Ancistrus brevipinnis
- Conservation status: Least Concern (IUCN 3.1)

Scientific classification
- Kingdom: Animalia
- Phylum: Chordata
- Class: Actinopterygii
- Order: Siluriformes
- Family: Loricariidae
- Genus: Ancistrus
- Species: A. brevipinnis
- Binomial name: Ancistrus brevipinnis (Regan, 1904)
- Synonyms: Xenocara brevipinnis Regan, 1904;

= Ancistrus brevipinnis =

- Authority: (Regan, 1904)
- Conservation status: LC
- Synonyms: Xenocara brevipinnis Regan, 1904

Species of catfish

Ancistrus brevipinnis is a species of freshwater ray-finned fish belonging to the family Loricariidae, the suckermouth armoured catfishes, and the subfamily Hypostominae, the suckermouth catfishes. This catfish is endemic to Brazil.

==Taxonomy==
Ancistrus brevipinnis was first formally described in 1904 by the British ichthyologist Charles Tate Regan with its type locality given as the Rio Grande do Sul, Brazil. Eschmeyer's Catalog of Fishes classified the genus Ancistrus in the subfamily Hypostominae, the suckermouth catfishes, within the suckermouth armored catfish family Loricariidae. It has also been classified in the tribe Ancistrini by some authorities.

==Etymology==
Ancistrus brevipinnis is classified in the genus Ancistrus, a name coined by Rudolf Kner but when he proposed the genus Kner did not explain the etymology of the name. It is thought to be from the Greek ágkistron, meaning a "fish hook" or the "hook of a spindle", a reference to the hooked odontodes on the interopercular bone. The specific name, brevifilis, means "short fin" an allusion Regan did not explain but it may refer to the shorter dorsal fin spine than the other species Regan placed in the genus Xenocara.

==Description==
Ancistrus brevipinnis reaches a standard length of 10.7 cm.

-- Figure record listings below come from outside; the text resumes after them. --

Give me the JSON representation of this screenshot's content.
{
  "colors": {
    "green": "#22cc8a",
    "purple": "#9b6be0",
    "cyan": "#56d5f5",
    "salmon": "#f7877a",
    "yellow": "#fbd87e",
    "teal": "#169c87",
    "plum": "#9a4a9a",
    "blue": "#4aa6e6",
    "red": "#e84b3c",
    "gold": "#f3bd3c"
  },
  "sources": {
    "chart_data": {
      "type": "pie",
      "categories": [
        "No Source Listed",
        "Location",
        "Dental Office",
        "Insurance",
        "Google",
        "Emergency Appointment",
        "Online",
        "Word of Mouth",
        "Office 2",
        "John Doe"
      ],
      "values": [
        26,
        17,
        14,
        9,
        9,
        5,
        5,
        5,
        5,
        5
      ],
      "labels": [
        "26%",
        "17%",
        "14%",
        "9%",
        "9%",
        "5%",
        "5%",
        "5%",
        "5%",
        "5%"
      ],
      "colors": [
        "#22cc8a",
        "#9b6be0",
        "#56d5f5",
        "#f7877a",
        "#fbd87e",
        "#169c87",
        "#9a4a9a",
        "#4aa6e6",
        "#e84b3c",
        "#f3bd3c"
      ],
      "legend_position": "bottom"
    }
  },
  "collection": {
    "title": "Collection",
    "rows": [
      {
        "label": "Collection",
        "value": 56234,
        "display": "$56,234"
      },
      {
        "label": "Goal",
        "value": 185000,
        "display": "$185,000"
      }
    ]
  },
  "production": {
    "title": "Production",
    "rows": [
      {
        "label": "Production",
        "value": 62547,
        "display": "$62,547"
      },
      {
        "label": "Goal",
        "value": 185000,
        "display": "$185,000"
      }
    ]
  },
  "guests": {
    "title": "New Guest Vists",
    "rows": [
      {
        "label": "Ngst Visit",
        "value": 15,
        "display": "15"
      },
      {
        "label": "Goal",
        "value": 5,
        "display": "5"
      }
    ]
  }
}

==Distribution and habit==
Ancistrus brevipinnis is endemic to Brazil where it is found in the drainage basin of the Lagoa dos Patos in the Brazilian state of Rio Grande do Sul. This species is found in various habitats but it is more common in mountain streams where this species moves along the rocky bed or through the spaces between gravel and stones, it is more active at night.